Anti-ribosomal phosphoprotein autoantibody triggers interleukin-10 overproduction via phosphatidylinositol 3-kinase-dependent signalling pathways in lipopolysaccharide-activated macrophages.

摘要

Anti-ribosomal phosphoprotein autoantibodies have been shown to be significantly associated with multiple manifestations of systemic lupus erythematosus (SLE). High levels of interleukin-10 (IL-10) have been demonstrated to contribute to lupus susceptibility and severity. In this study, we investigated the molecular mechanisms of anti-ribosomal phosphoprotein monoclonal antibody (anti-P mAb)-induced autoimmune responses.

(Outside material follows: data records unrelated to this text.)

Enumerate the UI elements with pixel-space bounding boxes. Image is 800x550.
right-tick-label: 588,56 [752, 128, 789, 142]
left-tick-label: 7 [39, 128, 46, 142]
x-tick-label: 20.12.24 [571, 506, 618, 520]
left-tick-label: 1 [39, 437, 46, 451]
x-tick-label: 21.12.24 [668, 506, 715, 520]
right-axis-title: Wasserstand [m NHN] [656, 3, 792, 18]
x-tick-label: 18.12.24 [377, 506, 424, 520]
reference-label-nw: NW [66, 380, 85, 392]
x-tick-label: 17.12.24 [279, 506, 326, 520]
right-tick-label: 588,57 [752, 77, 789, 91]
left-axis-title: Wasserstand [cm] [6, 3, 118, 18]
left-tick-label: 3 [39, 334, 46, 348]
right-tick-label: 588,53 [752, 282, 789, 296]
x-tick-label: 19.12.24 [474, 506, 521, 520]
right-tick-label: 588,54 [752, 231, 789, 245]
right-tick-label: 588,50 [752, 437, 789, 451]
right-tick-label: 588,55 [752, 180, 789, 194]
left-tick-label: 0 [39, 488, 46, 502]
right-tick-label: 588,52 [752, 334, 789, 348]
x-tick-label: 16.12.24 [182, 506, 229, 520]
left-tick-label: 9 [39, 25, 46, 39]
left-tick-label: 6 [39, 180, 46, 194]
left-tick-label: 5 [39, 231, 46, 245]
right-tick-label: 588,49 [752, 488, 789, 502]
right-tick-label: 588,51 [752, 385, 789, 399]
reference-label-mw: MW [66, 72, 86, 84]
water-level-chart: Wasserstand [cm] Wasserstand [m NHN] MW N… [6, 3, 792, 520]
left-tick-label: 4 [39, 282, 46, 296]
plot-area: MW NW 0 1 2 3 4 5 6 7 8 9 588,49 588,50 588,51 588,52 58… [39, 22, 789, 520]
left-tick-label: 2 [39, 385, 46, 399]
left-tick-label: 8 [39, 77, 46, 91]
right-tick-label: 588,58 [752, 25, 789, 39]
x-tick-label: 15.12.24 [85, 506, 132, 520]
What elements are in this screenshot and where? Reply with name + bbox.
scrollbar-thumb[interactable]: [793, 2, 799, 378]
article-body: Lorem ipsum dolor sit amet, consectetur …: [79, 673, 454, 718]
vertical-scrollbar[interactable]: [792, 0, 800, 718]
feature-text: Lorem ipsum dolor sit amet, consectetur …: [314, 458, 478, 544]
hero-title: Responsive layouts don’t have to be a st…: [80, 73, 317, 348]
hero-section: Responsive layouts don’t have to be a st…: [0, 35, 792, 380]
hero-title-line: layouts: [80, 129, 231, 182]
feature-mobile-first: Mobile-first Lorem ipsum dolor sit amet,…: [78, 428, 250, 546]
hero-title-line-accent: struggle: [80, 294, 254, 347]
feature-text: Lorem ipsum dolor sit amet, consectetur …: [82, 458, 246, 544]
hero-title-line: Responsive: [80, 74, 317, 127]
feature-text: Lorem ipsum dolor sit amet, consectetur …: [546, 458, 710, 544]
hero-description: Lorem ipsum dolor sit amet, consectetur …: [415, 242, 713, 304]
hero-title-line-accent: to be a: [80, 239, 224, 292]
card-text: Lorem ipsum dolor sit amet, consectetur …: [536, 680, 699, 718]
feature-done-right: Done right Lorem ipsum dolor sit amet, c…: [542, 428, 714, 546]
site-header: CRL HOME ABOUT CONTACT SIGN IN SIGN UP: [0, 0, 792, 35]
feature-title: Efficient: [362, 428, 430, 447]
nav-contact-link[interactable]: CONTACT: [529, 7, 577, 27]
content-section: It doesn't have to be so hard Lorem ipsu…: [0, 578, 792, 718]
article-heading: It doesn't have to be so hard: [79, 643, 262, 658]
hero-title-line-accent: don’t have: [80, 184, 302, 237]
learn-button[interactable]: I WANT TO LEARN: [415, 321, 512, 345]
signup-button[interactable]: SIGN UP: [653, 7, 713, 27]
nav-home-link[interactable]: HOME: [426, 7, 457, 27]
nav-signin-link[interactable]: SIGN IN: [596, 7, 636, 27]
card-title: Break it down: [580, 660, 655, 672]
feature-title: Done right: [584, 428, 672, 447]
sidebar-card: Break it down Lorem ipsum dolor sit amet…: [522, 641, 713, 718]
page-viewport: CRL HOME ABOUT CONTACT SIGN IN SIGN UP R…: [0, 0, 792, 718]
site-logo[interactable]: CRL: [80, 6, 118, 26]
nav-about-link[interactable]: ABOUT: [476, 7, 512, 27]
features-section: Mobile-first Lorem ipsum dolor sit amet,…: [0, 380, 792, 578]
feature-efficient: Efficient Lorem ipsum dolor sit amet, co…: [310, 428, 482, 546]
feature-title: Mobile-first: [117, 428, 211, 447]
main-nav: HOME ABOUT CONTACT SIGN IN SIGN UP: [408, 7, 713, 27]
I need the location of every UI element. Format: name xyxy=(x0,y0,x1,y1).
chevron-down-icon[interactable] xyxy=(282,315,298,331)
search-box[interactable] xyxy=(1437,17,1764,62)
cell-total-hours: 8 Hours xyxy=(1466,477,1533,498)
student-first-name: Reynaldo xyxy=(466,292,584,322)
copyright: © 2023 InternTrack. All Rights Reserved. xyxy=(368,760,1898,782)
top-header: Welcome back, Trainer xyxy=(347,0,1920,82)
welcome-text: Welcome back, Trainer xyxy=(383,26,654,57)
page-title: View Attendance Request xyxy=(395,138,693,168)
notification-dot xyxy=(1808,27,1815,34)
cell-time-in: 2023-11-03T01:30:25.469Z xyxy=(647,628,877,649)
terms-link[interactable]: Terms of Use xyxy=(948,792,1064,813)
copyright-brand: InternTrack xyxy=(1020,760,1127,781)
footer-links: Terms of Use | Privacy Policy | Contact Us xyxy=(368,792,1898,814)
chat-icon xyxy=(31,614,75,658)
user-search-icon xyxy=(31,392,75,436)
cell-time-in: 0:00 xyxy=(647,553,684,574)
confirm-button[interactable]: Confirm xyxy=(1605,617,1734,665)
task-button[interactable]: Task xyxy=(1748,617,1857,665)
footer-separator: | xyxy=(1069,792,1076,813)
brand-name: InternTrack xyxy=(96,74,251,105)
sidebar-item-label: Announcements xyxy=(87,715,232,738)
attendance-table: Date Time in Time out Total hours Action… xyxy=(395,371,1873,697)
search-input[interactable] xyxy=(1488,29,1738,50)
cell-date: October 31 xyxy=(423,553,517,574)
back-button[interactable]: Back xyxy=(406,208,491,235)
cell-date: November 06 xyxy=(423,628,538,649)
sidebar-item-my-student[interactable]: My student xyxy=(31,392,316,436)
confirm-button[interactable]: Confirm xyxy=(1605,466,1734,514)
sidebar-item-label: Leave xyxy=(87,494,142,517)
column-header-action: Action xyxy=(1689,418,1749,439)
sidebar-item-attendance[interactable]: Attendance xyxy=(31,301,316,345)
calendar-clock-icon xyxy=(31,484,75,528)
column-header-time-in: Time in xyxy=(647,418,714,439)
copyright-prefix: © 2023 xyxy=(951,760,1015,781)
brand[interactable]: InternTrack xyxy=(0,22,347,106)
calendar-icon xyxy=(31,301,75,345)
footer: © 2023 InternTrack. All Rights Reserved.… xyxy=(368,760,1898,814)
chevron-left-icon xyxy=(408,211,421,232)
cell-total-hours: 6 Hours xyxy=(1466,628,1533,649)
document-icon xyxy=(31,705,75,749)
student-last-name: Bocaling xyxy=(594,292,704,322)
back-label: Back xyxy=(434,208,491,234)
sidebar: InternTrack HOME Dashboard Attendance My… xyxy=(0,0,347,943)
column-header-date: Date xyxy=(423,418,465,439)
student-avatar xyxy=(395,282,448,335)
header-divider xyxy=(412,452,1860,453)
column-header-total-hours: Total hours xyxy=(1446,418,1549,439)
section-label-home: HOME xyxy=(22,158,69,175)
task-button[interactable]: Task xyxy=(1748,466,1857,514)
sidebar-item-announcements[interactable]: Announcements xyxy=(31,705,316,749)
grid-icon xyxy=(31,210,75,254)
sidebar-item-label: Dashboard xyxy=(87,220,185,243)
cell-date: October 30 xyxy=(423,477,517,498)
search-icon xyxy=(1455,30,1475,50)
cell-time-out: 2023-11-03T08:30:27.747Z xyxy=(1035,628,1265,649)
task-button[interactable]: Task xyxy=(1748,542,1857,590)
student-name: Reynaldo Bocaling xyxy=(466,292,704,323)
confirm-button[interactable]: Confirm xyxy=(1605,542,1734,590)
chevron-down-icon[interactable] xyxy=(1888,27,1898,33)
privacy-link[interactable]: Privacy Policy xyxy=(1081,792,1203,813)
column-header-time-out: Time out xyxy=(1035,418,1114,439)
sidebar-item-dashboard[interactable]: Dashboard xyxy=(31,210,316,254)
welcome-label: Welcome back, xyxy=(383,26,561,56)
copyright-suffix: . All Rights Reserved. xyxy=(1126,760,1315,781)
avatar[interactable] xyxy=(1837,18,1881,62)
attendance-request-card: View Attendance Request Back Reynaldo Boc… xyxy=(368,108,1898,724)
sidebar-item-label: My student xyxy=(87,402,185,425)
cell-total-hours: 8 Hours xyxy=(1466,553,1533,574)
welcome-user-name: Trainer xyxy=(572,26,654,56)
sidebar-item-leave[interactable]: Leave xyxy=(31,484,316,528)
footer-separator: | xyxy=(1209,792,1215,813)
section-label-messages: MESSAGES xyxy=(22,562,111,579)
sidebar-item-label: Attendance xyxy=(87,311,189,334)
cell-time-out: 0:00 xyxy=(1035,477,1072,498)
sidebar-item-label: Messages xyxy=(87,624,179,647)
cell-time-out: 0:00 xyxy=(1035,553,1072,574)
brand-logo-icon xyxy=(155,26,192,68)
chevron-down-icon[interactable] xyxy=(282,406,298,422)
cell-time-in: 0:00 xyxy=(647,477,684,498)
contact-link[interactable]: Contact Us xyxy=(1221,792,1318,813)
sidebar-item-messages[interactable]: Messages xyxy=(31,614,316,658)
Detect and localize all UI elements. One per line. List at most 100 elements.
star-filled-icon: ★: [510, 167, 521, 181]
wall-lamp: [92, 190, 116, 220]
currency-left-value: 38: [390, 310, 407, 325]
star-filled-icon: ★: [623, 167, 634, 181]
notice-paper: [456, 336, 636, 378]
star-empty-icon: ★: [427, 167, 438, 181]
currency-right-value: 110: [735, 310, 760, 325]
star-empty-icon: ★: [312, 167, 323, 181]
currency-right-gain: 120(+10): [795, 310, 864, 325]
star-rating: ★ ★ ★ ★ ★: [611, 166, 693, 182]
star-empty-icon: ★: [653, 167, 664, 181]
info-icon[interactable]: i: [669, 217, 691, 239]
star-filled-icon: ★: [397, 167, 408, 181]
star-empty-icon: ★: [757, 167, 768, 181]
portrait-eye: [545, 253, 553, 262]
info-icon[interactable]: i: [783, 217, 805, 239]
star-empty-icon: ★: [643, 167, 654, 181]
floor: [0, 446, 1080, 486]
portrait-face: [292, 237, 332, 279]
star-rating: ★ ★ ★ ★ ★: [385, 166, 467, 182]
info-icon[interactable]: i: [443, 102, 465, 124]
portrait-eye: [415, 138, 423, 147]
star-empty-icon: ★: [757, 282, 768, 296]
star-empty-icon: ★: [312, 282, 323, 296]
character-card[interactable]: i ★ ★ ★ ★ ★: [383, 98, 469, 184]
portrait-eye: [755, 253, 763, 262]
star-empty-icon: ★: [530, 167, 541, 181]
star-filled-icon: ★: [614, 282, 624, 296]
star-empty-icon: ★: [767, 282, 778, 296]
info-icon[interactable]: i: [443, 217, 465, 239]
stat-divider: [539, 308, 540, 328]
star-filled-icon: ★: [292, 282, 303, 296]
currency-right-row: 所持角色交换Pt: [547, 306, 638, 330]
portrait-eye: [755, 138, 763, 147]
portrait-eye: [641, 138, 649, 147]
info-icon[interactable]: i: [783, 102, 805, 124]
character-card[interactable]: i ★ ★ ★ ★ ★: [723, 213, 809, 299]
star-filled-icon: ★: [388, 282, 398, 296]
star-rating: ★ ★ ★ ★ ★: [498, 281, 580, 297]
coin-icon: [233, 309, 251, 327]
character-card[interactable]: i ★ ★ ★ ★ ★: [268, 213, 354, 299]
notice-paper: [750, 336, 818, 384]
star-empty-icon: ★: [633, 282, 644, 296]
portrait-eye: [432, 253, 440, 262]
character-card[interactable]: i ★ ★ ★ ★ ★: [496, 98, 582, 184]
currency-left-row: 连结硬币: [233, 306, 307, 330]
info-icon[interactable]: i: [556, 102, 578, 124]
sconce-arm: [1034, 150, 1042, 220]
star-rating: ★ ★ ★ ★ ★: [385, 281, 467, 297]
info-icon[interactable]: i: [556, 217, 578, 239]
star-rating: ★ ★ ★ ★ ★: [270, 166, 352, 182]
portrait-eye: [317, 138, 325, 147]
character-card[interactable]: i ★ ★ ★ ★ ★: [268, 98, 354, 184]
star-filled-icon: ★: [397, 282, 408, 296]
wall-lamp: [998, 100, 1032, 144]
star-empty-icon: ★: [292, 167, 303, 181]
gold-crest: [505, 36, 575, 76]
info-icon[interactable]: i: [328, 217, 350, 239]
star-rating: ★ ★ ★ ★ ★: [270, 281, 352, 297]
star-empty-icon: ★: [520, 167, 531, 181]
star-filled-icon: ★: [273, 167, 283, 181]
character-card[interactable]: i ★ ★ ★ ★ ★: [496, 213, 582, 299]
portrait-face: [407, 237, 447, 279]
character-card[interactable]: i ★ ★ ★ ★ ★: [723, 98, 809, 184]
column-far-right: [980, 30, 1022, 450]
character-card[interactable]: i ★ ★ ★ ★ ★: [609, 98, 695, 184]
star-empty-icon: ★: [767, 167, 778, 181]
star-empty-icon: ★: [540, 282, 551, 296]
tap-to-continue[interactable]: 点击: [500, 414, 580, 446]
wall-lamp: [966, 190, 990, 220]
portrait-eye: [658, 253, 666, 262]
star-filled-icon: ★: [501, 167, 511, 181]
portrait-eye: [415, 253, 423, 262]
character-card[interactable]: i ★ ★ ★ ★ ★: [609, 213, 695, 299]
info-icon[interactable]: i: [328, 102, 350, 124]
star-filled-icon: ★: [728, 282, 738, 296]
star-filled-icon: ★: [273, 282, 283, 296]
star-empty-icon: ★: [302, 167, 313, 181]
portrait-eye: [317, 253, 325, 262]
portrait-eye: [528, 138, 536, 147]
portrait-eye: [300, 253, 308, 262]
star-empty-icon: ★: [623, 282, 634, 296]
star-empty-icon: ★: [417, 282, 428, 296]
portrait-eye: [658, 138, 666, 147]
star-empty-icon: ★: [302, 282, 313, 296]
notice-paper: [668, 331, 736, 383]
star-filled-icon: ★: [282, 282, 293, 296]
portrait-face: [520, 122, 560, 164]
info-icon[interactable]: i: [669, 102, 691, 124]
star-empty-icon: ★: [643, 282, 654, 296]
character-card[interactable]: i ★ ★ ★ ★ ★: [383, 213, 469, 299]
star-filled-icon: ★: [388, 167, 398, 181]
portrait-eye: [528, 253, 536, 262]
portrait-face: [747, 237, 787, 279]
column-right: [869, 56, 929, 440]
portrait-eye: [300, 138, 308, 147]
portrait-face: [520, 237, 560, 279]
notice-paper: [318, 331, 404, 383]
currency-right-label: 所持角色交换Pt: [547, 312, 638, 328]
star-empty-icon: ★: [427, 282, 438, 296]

Anti-P mAb promoted IL-10 overproduction in a dose- and time-dependent manner in both lipopolysaccharide (LPS)-activated RAW 264.7 cells and primary human macrophages. Anti-P mAb enhanced phosphorylation of Akt (PKB; protein kinase B), extracellular signal regulated kinase 1/2 (ERK1/2) and c-Jun NH2-terminal kinase 1/2 (JNK1/2), while phosphorylation of p38 remained unaltered. Furthermore, anti-P mAb decreased glycogen synthase kinase 3 (GSK3) activity and reduced the phosphorylation of I kappaB alpha in LPS-activated macrophages. The Syk, phosphatidylinositol 3-kinase (PI3K), protein kinase C (PKC), JNK and ERK signalling pathways involved in anti-P mAb-triggered IL-10 secretion were also confirmed using various pharmacological inhibitors. In addition, nuclear factor (NF)-kappaB had negative regulatory effects on anti-P mAb-triggered IL-10 secretion. Using reporter plasmids containing the nuclear factor binding sites of NF-kappaB, cAMP-enhanced activation protein 1 (AP-1), serum response element (SRE) or cyclic AMP response element (CRE), treatment of anti-P mAb led to activation of the corresponding factors that bind to the AP-1 site, SRE and CRE in the LPS-activated macrophages. Furthermore, by transfection with reporter plasmids bearing various lengths of the IL-10 promoter, the AP-1 binding site, SRE and CRE were shown to be required for anti-P mAb-induced effects. Collectively, our results provide a molecular model for anti-P mAb-induced IL-10 overproduction in LPS-activated macrophages, which may play a role in the pathogenesis of SLE.